La mutation industrielle vient de mettre sur la paille plus de 10 000 creuseurs artisanaux qui travaillaient sur ces sites miniers depuis plusieurs années dans ce territoire situé à plus de 200 km à l’ouest de Goma. Amazati Nema, l’un des responsables d’une coopérative qui regroupe 18 000 creuseurs artisanaux, s’inquiète de la situation actuelle de tous ces jeunes et responsables de familles qui n’ont plus d’occupations, ayant laissé place depuis octobre 2014 à la société sud-africaine Alpha Mine, agréée par l’État congolais pour explorer plus de dix sites miniers à Walikale .
« Nous étions presque 10 000 creuseurs sur le site et on gagnait 30 dollars par jour, il n’y a aucune solution aujourd’hui, alors ce qui nous inquiète, c’est que ces jeunes peuvent aller rejoindre les groupes armés. Nous demandons le dialogue, parce que quand la société engage, c’est pour des engagements journaliers de 30 voire 60 personnes seulement », explique-t-il.
À la société Alpha Mine, indexée par ces creuseurs de Walikale, le directeur général Richard Robinson balaie d’un revers de main toutes ces accusations, ajoutant d’ailleurs que plus 60 millions de dollars ont été dépensés pour les salaires d’anciens creuseurs qui travaillent dans sa société. L’entreprise est d’ailleurs dans la phase d’exploration d’un cahier des charges avec une centaine de projets d’accompagnement de développement communautaire du territoire de Walikale. « La société n’a jamais proposé ou demandé le déguerpissement des creuseurs, même depuis 2010, les coopératives de creuseurs se sont engagées à quitter la concession au moment de l’émission de notre permis d’exploitation, mais il y a un effort de trouver des solutions », a-t-il déclaré.
« La loi ne permet pas la coexistence entre exploitations minières industrielle et artisanale, explique le ministre provincial des Mines, Anselme Kitakia. Le gouvernement a donné un permis d’exploitation à la société Alphamine Bisie, les creuseurs ne devront pas coexister sur ces sites, il faudrait qu’on se le dise parce que la loi le prévoit. » Sur place, à Walikale, les creuseurs artisanaux et les exploitants industriels se regardent en chiens de faïence depuis octobre 2014, chose qui inquiète la société civile dans la région. Prince Kihangi est membre du groupe thématique mine au sein de la société civile du Nord-Kivu. « Ce sont des milliers de gens à qui ont demandé d’un coup de tout quitter et d’aller je ne sais où ! Il faudrait aussi se baser sur le principe des droits acquis, car ce sont les creuseurs artisanaux qui avaient découvert en premier la plupart de ces sites.

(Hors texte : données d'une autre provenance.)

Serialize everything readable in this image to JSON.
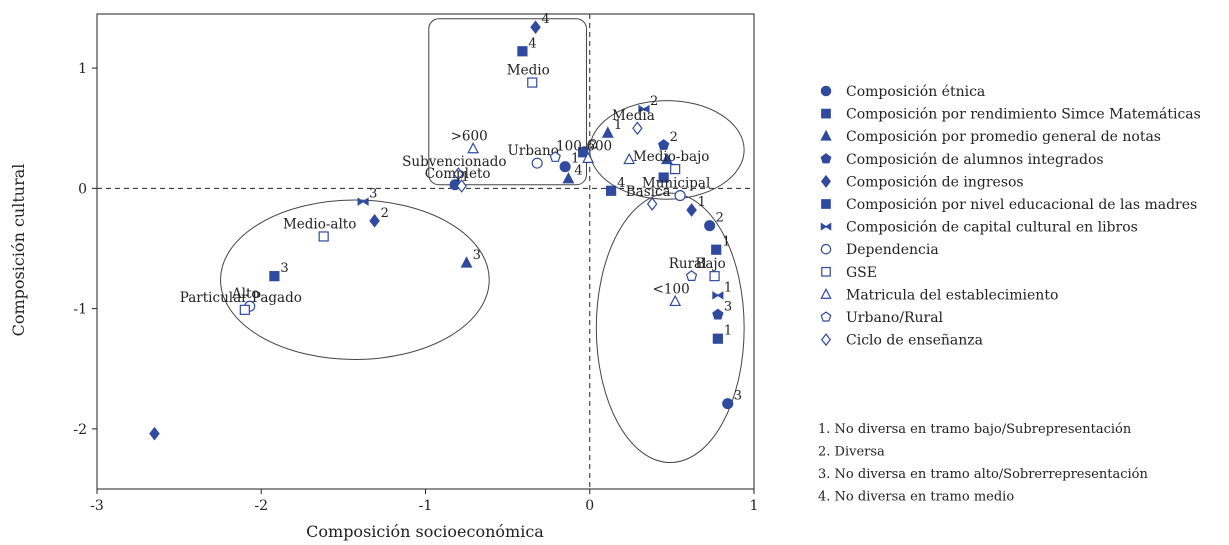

Ces zones produisent énormément des quantités de minerais, mais la situation des communautés est restée la même », confie-t-il.
Les défis à relever
Le secteur rencontre beaucoup de défis à relever : la fraude, le manque de moyens technologiques et d’outils d’exploitation, ce qui freinerait d’une manière ou d’une autre l’accomplissement des promesses. Le ministre se félicite de la réussite et le résultat en matière de recette de traçabilité dans l’exportation et promet aux communautés locales les meilleurs: « nous avons connu des évolutions importantes ces cinq dernières années. S’agissant des dernières statistiques pour ce qui est du coltan, au bout de l’année nous avoisinons à peu près un million de tonnes que nous exportons »
Situés à des centaines de kilomètres à l’Ouest de Goma, Masisi et Walikale sont deux territoires de l’Est de la RDC réputés parmi les grandes réserves mondiales du coltan et de la cassitérite, des minerais qui sont utilisés dans la fabrication de matériel électronique comme le téléphone. Dans les zones d’exploitation de tous ces minerais, beaucoup restent encore à faire, des territoires entiers restent sous-développés et très enclavés par manque des infrastructures routières.